Wednesday, June 01, 2011

I'd Love To Read More Stories Like This

It's logical, at least to me:
In Northern Virginia, many of the immigrants who have gravitated to the tea party have roots in socialist countries and are intensely afraid that the U.S. is headed down the same path. They embrace the tea party’s small government, socially conservative messages and say the only immigration they are for is the legal kind. They don’t bat an eye when it comes to the movement’s tough anti-illegal-immigrant rhetoric.

Muñoz hosts a one-hour Spanish language radio show called “America Eres Tu” broadcast Saturday afternoons on WURA 920 AM out of a trailer in Dumfries, Va.

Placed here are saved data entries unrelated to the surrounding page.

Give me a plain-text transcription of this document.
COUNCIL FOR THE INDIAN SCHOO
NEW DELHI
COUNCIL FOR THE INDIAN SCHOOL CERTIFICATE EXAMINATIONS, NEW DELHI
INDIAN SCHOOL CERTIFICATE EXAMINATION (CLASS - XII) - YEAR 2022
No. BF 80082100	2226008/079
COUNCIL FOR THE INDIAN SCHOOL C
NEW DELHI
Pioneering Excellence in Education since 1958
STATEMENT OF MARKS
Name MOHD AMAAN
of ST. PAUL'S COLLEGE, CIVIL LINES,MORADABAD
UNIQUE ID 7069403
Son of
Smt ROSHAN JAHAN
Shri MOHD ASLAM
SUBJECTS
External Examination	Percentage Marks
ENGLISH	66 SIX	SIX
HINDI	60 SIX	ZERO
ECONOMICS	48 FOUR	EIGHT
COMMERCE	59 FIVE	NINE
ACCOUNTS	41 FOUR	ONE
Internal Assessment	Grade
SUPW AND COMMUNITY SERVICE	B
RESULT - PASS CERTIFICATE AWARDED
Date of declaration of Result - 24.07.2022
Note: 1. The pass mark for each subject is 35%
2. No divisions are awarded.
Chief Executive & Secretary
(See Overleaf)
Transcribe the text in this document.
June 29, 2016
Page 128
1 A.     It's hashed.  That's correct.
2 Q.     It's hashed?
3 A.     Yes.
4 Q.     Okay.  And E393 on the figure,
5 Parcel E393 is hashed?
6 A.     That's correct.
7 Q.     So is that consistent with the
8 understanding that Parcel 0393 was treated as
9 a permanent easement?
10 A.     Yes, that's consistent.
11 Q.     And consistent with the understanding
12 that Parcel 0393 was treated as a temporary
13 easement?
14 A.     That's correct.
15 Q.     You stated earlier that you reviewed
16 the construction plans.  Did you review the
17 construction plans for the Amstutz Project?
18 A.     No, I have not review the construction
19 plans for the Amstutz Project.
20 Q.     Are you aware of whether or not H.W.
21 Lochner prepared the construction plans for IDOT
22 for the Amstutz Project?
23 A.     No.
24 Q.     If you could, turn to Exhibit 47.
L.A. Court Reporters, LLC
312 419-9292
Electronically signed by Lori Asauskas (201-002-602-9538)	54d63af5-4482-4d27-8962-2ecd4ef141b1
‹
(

He prints copies of the Constitution in Spanish and answers questions about U.S. politics from those who are new to the country.

“If the immigrants understood what was happening in America there would be a revolt against those politicians,” said Muñoz, who became a citizen in 2008. “Obama’s talking one way and doing another and the Hispanics do not know about that hanky-panky.”

He has launched a state political action committee, TitoPAC, and a federal 527 called the Conservative Hispanic Coalition, to fund his run for state Senate.

“Why do immigrants leave their country? Because they don’t have opportunity and they don’t have freedom, because politicians control everything,” he said. “We come to America and we are going to have the same crap? Then we might as well go back there"...

Lin Dai Kendall, who left Honduras when she was 33, blames the U.S. immigration system for persistent unemployment among those who are here legally. She’s part Chinese, part Spanish and part Hispanic and doesn’t hesitate to call President Barack Obama a Marxist.

“These people want to call themselves progressive; I call them regressive,” Kendall said. “What is immoral to me is standing there with my hand out waiting for the government to support me.”
They, and all the others mentioned in the article, are thinking for themselves.